Situated in Ba, the learning centre boasts a $2.1million 1600-seat auditorium, an 800-seat hall, a modern gym with $50,000 worth of equipment, a library with more than 30,000 reference books, a standard size 400m athletic track, three soccer fields, two netball courts, volleyball court, basketball court, tennis court, four badminton courts and six table tennis platforms to promote sports and games.
The computer lab, audiovisual centre, art room, social science room, industrial arts building and science labs are very well equipped and second to none.
This is a far cry from how the school was first established in 1953 with 24 male students.
Under the tutelage of Catholic priest Father Cryan, 13 out of the first 14 students who attempted the then Senior Cambridge Examination passed. This set the benchmark for future generations. And, true to form, the trend continues at Xavier College today.
Under the present principal, Brother George, the school's excellent academic record continues with more than 90 per cent pass rate in external exams.

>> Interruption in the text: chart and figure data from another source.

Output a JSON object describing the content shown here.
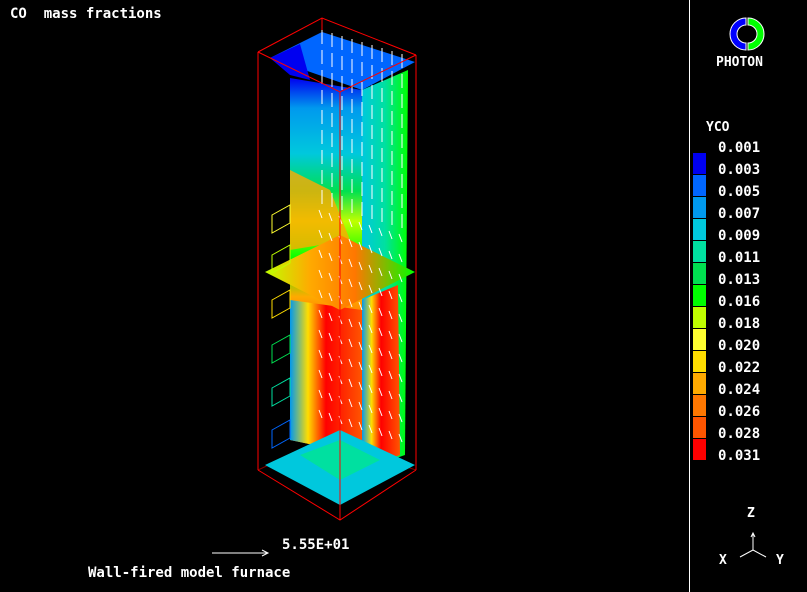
{
  "title": "CO  mass fractions",
  "caption": "Wall-fired model furnace",
  "vector_reference": {
    "value_label": "5.55E+01"
  },
  "logo": {
    "text": "PHOTON",
    "colors": [
      "#0000ff",
      "#00ff00"
    ]
  },
  "legend": {
    "variable": "YCO",
    "levels": [
      {
        "label": "0.001",
        "color": null
      },
      {
        "label": "0.003",
        "color": "#0000f0"
      },
      {
        "label": "0.005",
        "color": "#0066ff"
      },
      {
        "label": "0.007",
        "color": "#0099ee"
      },
      {
        "label": "0.009",
        "color": "#00c8dd"
      },
      {
        "label": "0.011",
        "color": "#00e0a0"
      },
      {
        "label": "0.013",
        "color": "#00e050"
      },
      {
        "label": "0.016",
        "color": "#00ff00"
      },
      {
        "label": "0.018",
        "color": "#c0ff00"
      },
      {
        "label": "0.020",
        "color": "#ffff30"
      },
      {
        "label": "0.022",
        "color": "#ffdd00"
      },
      {
        "label": "0.024",
        "color": "#ffaa00"
      },
      {
        "label": "0.026",
        "color": "#ff7700"
      },
      {
        "label": "0.028",
        "color": "#ff5500"
      },
      {
        "label": "0.031",
        "color": "#ff0000"
      }
    ]
  },
  "axes": {
    "z": "Z",
    "x": "X",
    "y": "Y"
  },
  "colors": {
    "background": "#000000",
    "bounding_box": "#ff0000",
    "vectors": "#ffffff"
  }
}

With the view to inspire the current student body, prominent former scholars from the 1970s are preparing to get together at the school on June 6, 7 and 8.
Organisers of the get-together are former students who have mostly settled abroad and are keen to rekindle old friendships and discuss ways they can assist the school.
Chairperson of the organising committee, Auckland-based physician Dr Sulochana Chand, used social media site Facebook to connect with students from the '70s.
Working with Vinita Bhairo, a Brisbane-based attorney, she managed to reach former students who had reached the pinnacle of their respective careers across the globe.
Together with Ranjan Charan, head boy from 1973 and now a California-based attorney who is in charge of the logistics of organising the reunion, Dr Chand has managed to contact more than 200 people, all keen to get together to reminisce and see what they can do collectively for the school they say developed them into the citizens they are today.
Kirit Patel, chairman and CEO of the Motibhai Group of Companies including Prouds and The Fiji Times Limited, said Xavier College had not only instilled in him an entrepreneurial spirit but had also invoked in him a desire to do community work.
"For me, Xavier has played a very important role in my life and will always have a lasting place in my memories as it fostered in me a broader way to view life," he said.
"Given this, I have a very affective and continued commitment to Xavier College, which over the years has been ranked as one of top schools in Fiji."
Mr Patel joined the Rotary Club of Ba and became president and then Western Division governor, spearheading charity drives and campaigns to assist the less fortunate in the sugar-producing town.
He joined Xavier College in 1969 and departed in 1972 to pursue studies at the University of the South Pacific and then the University of New South Wales in Sydney, Australia.
Prior to joining Motibhai, he worked for four years with Price WaterhouseCoopers.
Xavier College's mission states the school is "committed to developing youths into upright, creative and loyal citizens imbibed with love and concern for others, with spiritual sensitivity and a sense of personal freedom and to equip them to earn a living and contribute to the economic, social and cultural progress of Fiji in a homely and multicultural school environment".
On June 6, more than 200 former scholars will gather at the school to celebrate the mission exemplified in their lives.
They will talk about the many incidents — hilarious and otherwise — that have contributed to their individual development.